The company sees convenience and utility in the touchdown-anywhere eVTOL model, but wants to offer helicopter and business jet owners a faster, longer range alternative than electric powertrains will be able to match for some time.
So, instead of dealing with the foibles of large, heavy, low-density battery packs, the VBJ will carry a pair of turboshaft engines and a maximum of 2,040 kg (4,500 lb) of fuel. If you take off and land via a runway, that fuel can take you up to 4,400 km (2,730 miles) with an endurance of around 6.6 hours. But if you route the power instead to the four vertical lift fans embedded in its fat wings to take off and land vertically, you’ll burn so much gas that you’ll get slightly less than half those figures.
The tradeoff for range is the ability to put the VBJ down on a rooftop heliport, or in the middle of nowhere, or on an oil rig, or a golf course or a superyacht. With cruise speeds up to 480 mph (772 km/h), it’ll run rings around helicopters and eVTOLs, with a quieter cabin in which six passengers and a pilot can hear themselves think.

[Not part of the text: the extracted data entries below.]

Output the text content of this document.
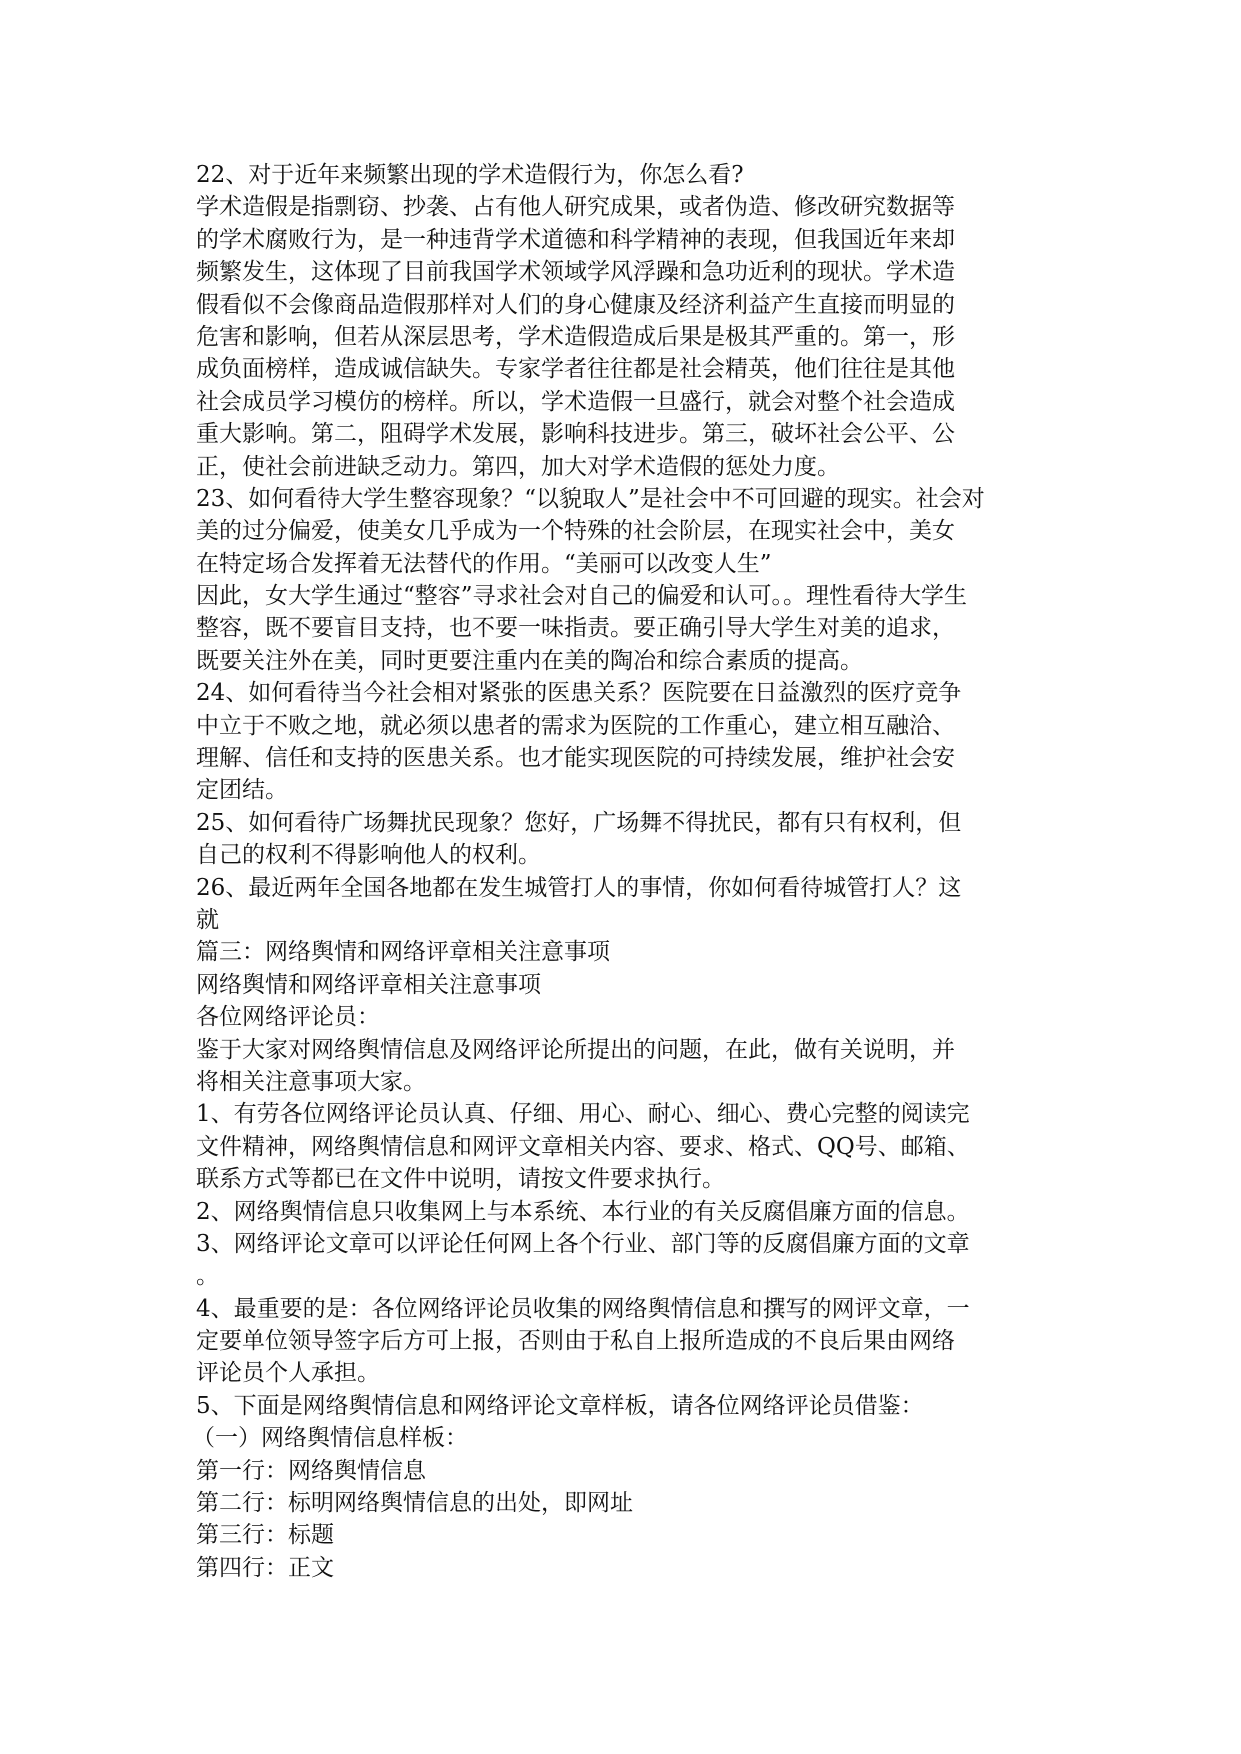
22、对于近年来频繁出现的学术造假行为，你怎么看?

学术造假是指剽窃、抄袭、占有他人研究成果，或者伪造、修改研究数据等

的学术腐败行为，是一种违背学术道德和科学精神的表现，但我国近年来却

频繁发生，这体现了目前我国学术领域学风浮躁和急功近利的现状。学术造

假看似不会像商品造假那样对人们的身心健康及经济利益产生直接而明显的

危害和影响，但若从深层思考，学术造假造成后果是极其严重的。第一，形

成负面榜样，造成诚信缺失。专家学者往往都是社会精英，他们往往是其他

社会成员学习模仿的榜样。所以，学术造假一旦盛行，就会对整个社会造成

重大影响。第二，阻碍学术发展，影响科技进步。第三，破坏社会公平、公

正，使社会前进缺乏动力。第四，加大对学术造假的惩处力度。

23、如何看待大学生整容现象？“以貌取人”是社会中不可回避的现实。社会对

美的过分偏爱，使美女几乎成为一个特殊的社会阶层，在现实社会中，美女

在特定场合发挥着无法替代的作用。“美丽可以改变人生”

因此，女大学生通过“整容”寻求社会对自己的偏爱和认可。。理性看待大学生

整容，既不要盲目支持，也不要一味指责。要正确引导大学生对美的追求，

既要关注外在美，同时更要注重内在美的陶冶和综合素质的提高。

24、如何看待当今社会相对紧张的医患关系？医院要在日益激烈的医疗竞争

中立于不败之地，就必须以患者的需求为医院的工作重心，建立相互融洽、

理解、信任和支持的医患关系。也才能实现医院的可持续发展，维护社会安

定团结。

25、如何看待广场舞扰民现象？您好，广场舞不得扰民，都有只有权利，但

自己的权利不得影响他人的权利。

26、最近两年全国各地都在发生城管打人的事情，你如何看待城管打人？这

就

篇三：网络舆情和网络评章相关注意事项

网络舆情和网络评章相关注意事项

各位网络评论员：

鉴于大家对网络舆情信息及网络评论所提出的问题，在此，做有关说明，并

将相关注意事项大家。

1、有劳各位网络评论员认真、仔细、用心、耐心、细心、费心完整的阅读完

文件精神，网络舆情信息和网评文章相关内容、要求、格式、QQ号、邮箱、

联系方式等都已在文件中说明，请按文件要求执行。

2、网络舆情信息只收集网上与本系统、本行业的有关反腐倡廉方面的信息。

3、网络评论文章可以评论任何网上各个行业、部门等的反腐倡廉方面的文章

。

4、最重要的是：各位网络评论员收集的网络舆情信息和撰写的网评文章，一

定要单位领导签字后方可上报，否则由于私自上报所造成的不良后果由网络

评论员个人承担。

5、下面是网络舆情信息和网络评论文章样板，请各位网络评论员借鉴：

（一）网络舆情信息样板：

第一行：网络舆情信息

第二行：标明网络舆情信息的出处，即网址

第三行：标题

第四行：正文
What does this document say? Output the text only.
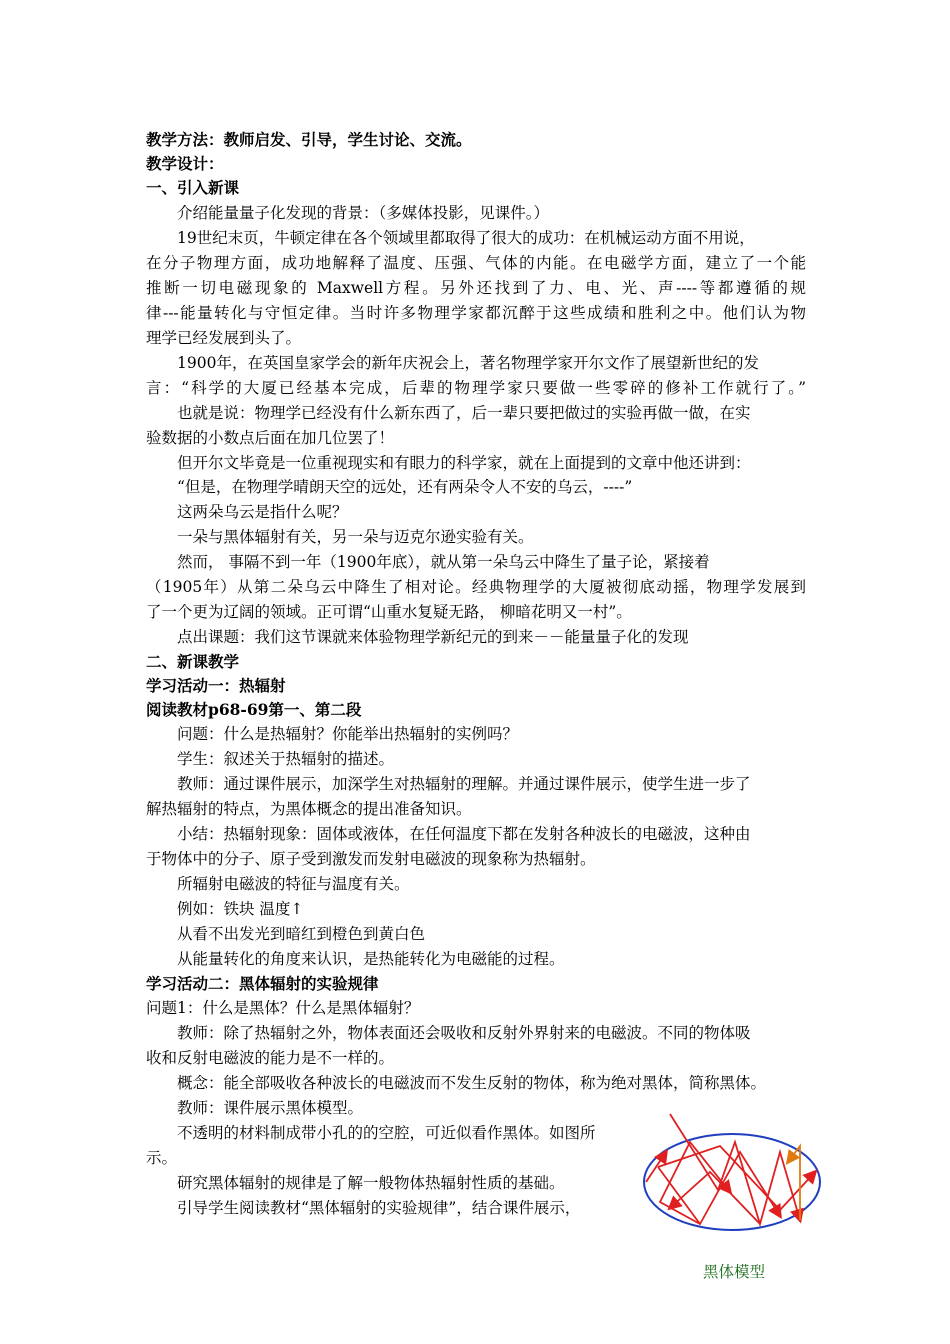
教学方法：教师启发、引导，学生讨论、交流。
教学设计：
一、引入新课
介绍能量量子化发现的背景：（多媒体投影，见课件。）
19世纪末页，牛顿定律在各个领域里都取得了很大的成功：在机械运动方面不用说，
在分子物理方面，成功地解释了温度、压强、气体的内能。在电磁学方面，建立了一个能
推断一切电磁现象的 Maxwell方程。另外还找到了力、电、光、声----等都遵循的规
律---能量转化与守恒定律。当时许多物理学家都沉醉于这些成绩和胜利之中。他们认为物
理学已经发展到头了。
1900年，在英国皇家学会的新年庆祝会上，著名物理学家开尔文作了展望新世纪的发
言：“科学的大厦已经基本完成，后辈的物理学家只要做一些零碎的修补工作就行了。”
也就是说：物理学已经没有什么新东西了，后一辈只要把做过的实验再做一做，在实
验数据的小数点后面在加几位罢了！
但开尔文毕竟是一位重视现实和有眼力的科学家，就在上面提到的文章中他还讲到：
“但是，在物理学晴朗天空的远处，还有两朵令人不安的乌云，----”
这两朵乌云是指什么呢？
一朵与黑体辐射有关，另一朵与迈克尔逊实验有关。
然而， 事隔不到一年（1900年底），就从第一朵乌云中降生了量子论，紧接着
（1905年）从第二朵乌云中降生了相对论。经典物理学的大厦被彻底动摇，物理学发展到
了一个更为辽阔的领域。正可谓“山重水复疑无路， 柳暗花明又一村”。
点出课题：我们这节课就来体验物理学新纪元的到来－－能量量子化的发现
二、新课教学
学习活动一：热辐射
阅读教材p68-69第一、第二段
问题：什么是热辐射？你能举出热辐射的实例吗？
学生：叙述关于热辐射的描述。
教师：通过课件展示，加深学生对热辐射的理解。并通过课件展示，使学生进一步了
解热辐射的特点，为黑体概念的提出准备知识。
小结：热辐射现象：固体或液体，在任何温度下都在发射各种波长的电磁波，这种由
于物体中的分子、原子受到激发而发射电磁波的现象称为热辐射。
所辐射电磁波的特征与温度有关。
例如：铁块 温度↑
从看不出发光到暗红到橙色到黄白色
从能量转化的角度来认识，是热能转化为电磁能的过程。
学习活动二：黑体辐射的实验规律
问题1：什么是黑体？什么是黑体辐射？
教师：除了热辐射之外，物体表面还会吸收和反射外界射来的电磁波。不同的物体吸
收和反射电磁波的能力是不一样的。
概念：能全部吸收各种波长的电磁波而不发生反射的物体，称为绝对黑体，简称黑体。
教师：课件展示黑体模型。
不透明的材料制成带小孔的的空腔，可近似看作黑体。如图所
示。
研究黑体辐射的规律是了解一般物体热辐射性质的基础。
引导学生阅读教材“黑体辐射的实验规律”，结合课件展示，
黑体模型
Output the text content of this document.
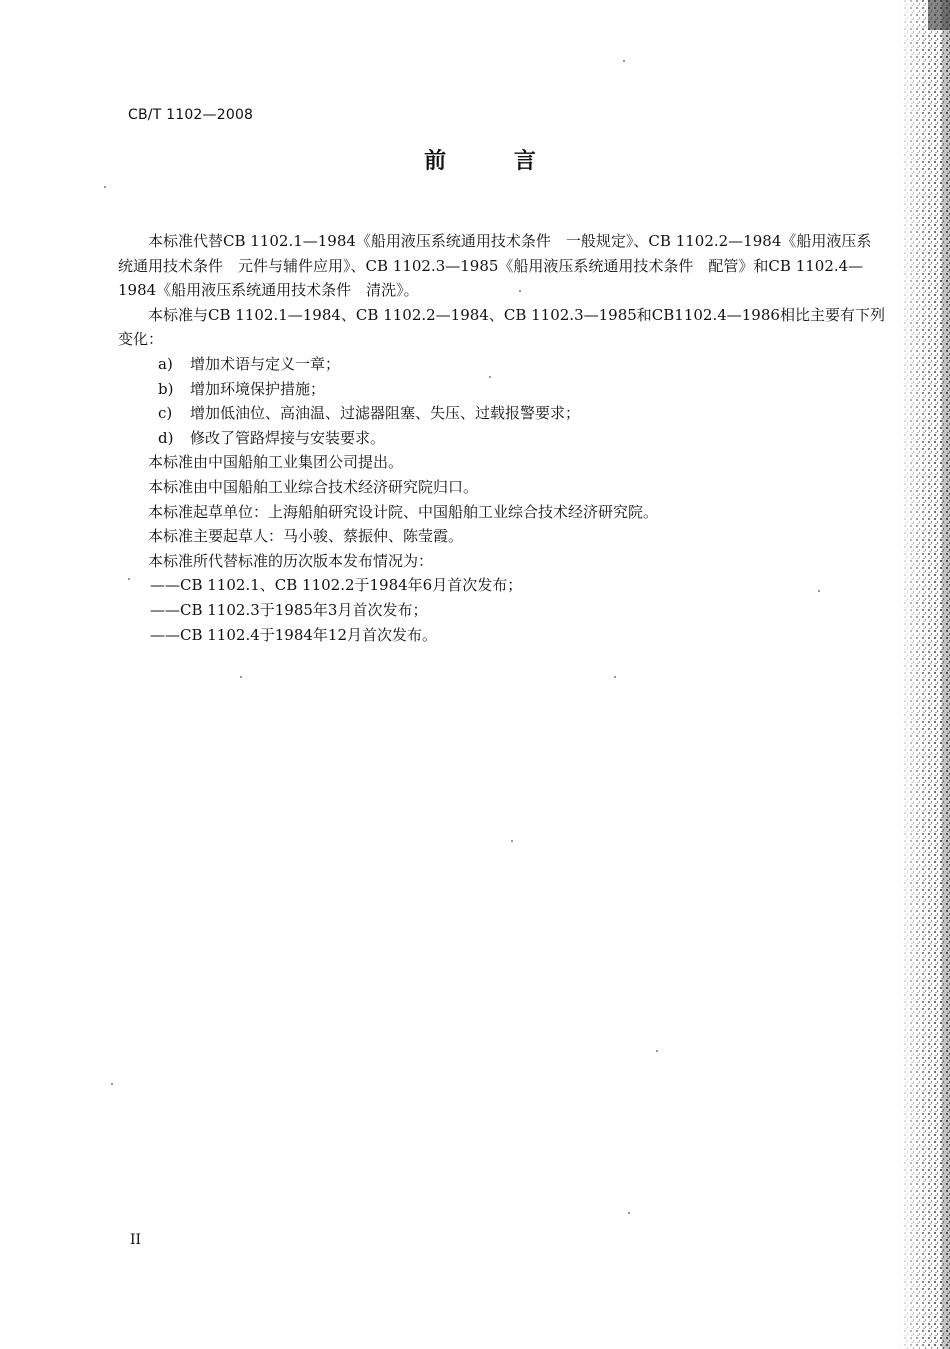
CB/T 1102—2008
前 言

本标准代替CB 1102.1—1984《船用液压系统通用技术条件　一般规定》、CB 1102.2—1984《船用液压系统通用技术条件　元件与辅件应用》、CB 1102.3—1985《船用液压系统通用技术条件　配管》和CB 1102.4—1984《船用液压系统通用技术条件　清洗》。

本标准与CB 1102.1—1984、CB 1102.2—1984、CB 1102.3—1985和CB1102.4—1986相比主要有下列变化：

a) 增加术语与定义一章；

b) 增加环境保护措施；

c) 增加低油位、高油温、过滤器阻塞、失压、过载报警要求；

d) 修改了管路焊接与安装要求。

本标准由中国船舶工业集团公司提出。

本标准由中国船舶工业综合技术经济研究院归口。

本标准起草单位：上海船舶研究设计院、中国船舶工业综合技术经济研究院。

本标准主要起草人：马小骏、蔡振仲、陈莹霞。

本标准所代替标准的历次版本发布情况为：

——CB 1102.1、CB 1102.2于1984年6月首次发布；

——CB 1102.3于1985年3月首次发布；

——CB 1102.4于1984年12月首次发布。

II
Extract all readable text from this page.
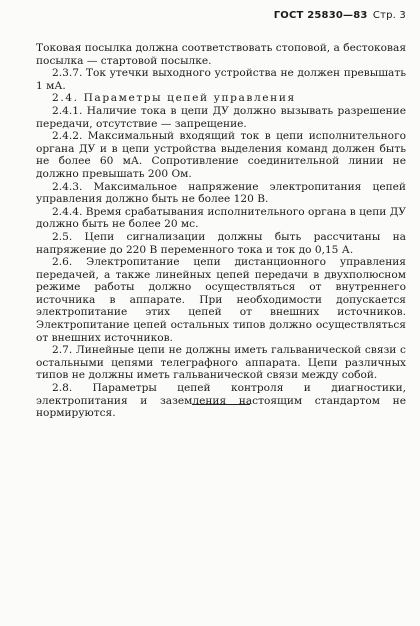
ГОСТ 25830—83 Стр. 3

Токовая посылка должна соответствовать стоповой, а бестоковая посылка — стартовой посылке.

2.3.7. Ток утечки выходного устройства не должен превышать 1 мА.

2.4. Параметры цепей управления

2.4.1. Наличие тока в цепи ДУ должно вызывать разрешение передачи, отсутствие — запрещение.

2.4.2. Максимальный входящий ток в цепи исполнительного органа ДУ и в цепи устройства выделения команд должен быть не более 60 мА. Сопротивление соединительной линии не должно превышать 200 Ом.

2.4.3. Максимальное напряжение электропитания цепей управления должно быть не более 120 В.

2.4.4. Время срабатывания исполнительного органа в цепи ДУ должно быть не более 20 мс.

2.5. Цепи сигнализации должны быть рассчитаны на напряжение до 220 В переменного тока и ток до 0,15 А.

2.6. Электропитание цепи дистанционного управления передачей, а также линейных цепей передачи в двухполюсном режиме работы должно осуществляться от внутреннего источника в аппарате. При необходимости допускается электропитание этих цепей от внешних источников. Электропитание цепей остальных типов должно осуществляться от внешних источников.

2.7. Линейные цепи не должны иметь гальванической связи с остальными цепями телеграфного аппарата. Цепи различных типов не должны иметь гальванической связи между собой.

2.8. Параметры цепей контроля и диагностики, электропитания и заземления настоящим стандартом не нормируются.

Eight years into development, the Pegasus team has recently performed lift, land and hover tests with a small-scale prototype, but frankly this seems to be little more than a battery-powered drone with a body kit on it; the sort of thing a team of bright high schoolers could build, if we were to be cynical. The more interesting phase of development will be integrating those turboshafts and configuring the flight control system to handle the complex transitions between hover and cruise, and from cruise back down to hover speeds across a range of weather conditions.